The show was the most watched comedy of 2010, with ten million viewers, but also had thousands of viewer complaints, and criticism for perceived racist content. It was the third most-watched show on Christmas Day in the United Kingdom.

==Controversy==
In June 2020, Come Fly with Me, alongside Little Britain, was removed from Netflix for its use of blackface, brownface and yellowface; six months prior it had also been removed from BritBox. It had not been available on iPlayer. A spokesperson for the BBC said: "There's a lot of historical programming available on BBC iPlayer, which we regularly review". On its decision to remove the shows, BritBox added: "Times have changed since Little Britain first aired, so it is not currently available on BritBox.

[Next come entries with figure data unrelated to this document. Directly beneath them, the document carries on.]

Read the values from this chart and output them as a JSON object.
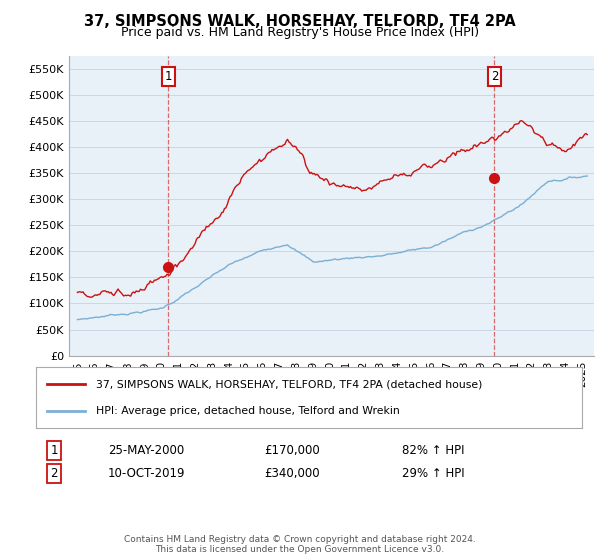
{
  "title": "37, SIMPSONS WALK, HORSEHAY, TELFORD, TF4 2PA",
  "subtitle": "Price paid vs. HM Land Registry's House Price Index (HPI)",
  "ylim": [
    0,
    575000
  ],
  "yticks": [
    0,
    50000,
    100000,
    150000,
    200000,
    250000,
    300000,
    350000,
    400000,
    450000,
    500000,
    550000
  ],
  "ytick_labels": [
    "£0",
    "£50K",
    "£100K",
    "£150K",
    "£200K",
    "£250K",
    "£300K",
    "£350K",
    "£400K",
    "£450K",
    "£500K",
    "£550K"
  ],
  "hpi_color": "#7bafd4",
  "price_color": "#cc1111",
  "plot_bg_color": "#e8f0f8",
  "marker1_date": 2000.4,
  "marker1_price": 170000,
  "marker2_date": 2019.78,
  "marker2_price": 340000,
  "legend_line1": "37, SIMPSONS WALK, HORSEHAY, TELFORD, TF4 2PA (detached house)",
  "legend_line2": "HPI: Average price, detached house, Telford and Wrekin",
  "annotation1_date": "25-MAY-2000",
  "annotation1_price": "£170,000",
  "annotation1_hpi": "82% ↑ HPI",
  "annotation2_date": "10-OCT-2019",
  "annotation2_price": "£340,000",
  "annotation2_hpi": "29% ↑ HPI",
  "footer": "Contains HM Land Registry data © Crown copyright and database right 2024.\nThis data is licensed under the Open Government Licence v3.0.",
  "background_color": "#ffffff",
  "grid_color": "#c8d8e8"
}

Come Fly With Me has not been available on the service for six months".

==Ratings==

| Episode | Viewers (millions) |
|---|---|
| 1 | 12.47 |
| 2 | 8.80 |
| 3 | 7.81 |
| 4 | 7.43 |
| 5 | 7.11 |
| 6 | 7.22 |

==International versions==

A Dutch version of the show was created, using an almost exact copy of the script and characters (translated to Dutch). It was broadcast on RTL 4 from August 2011.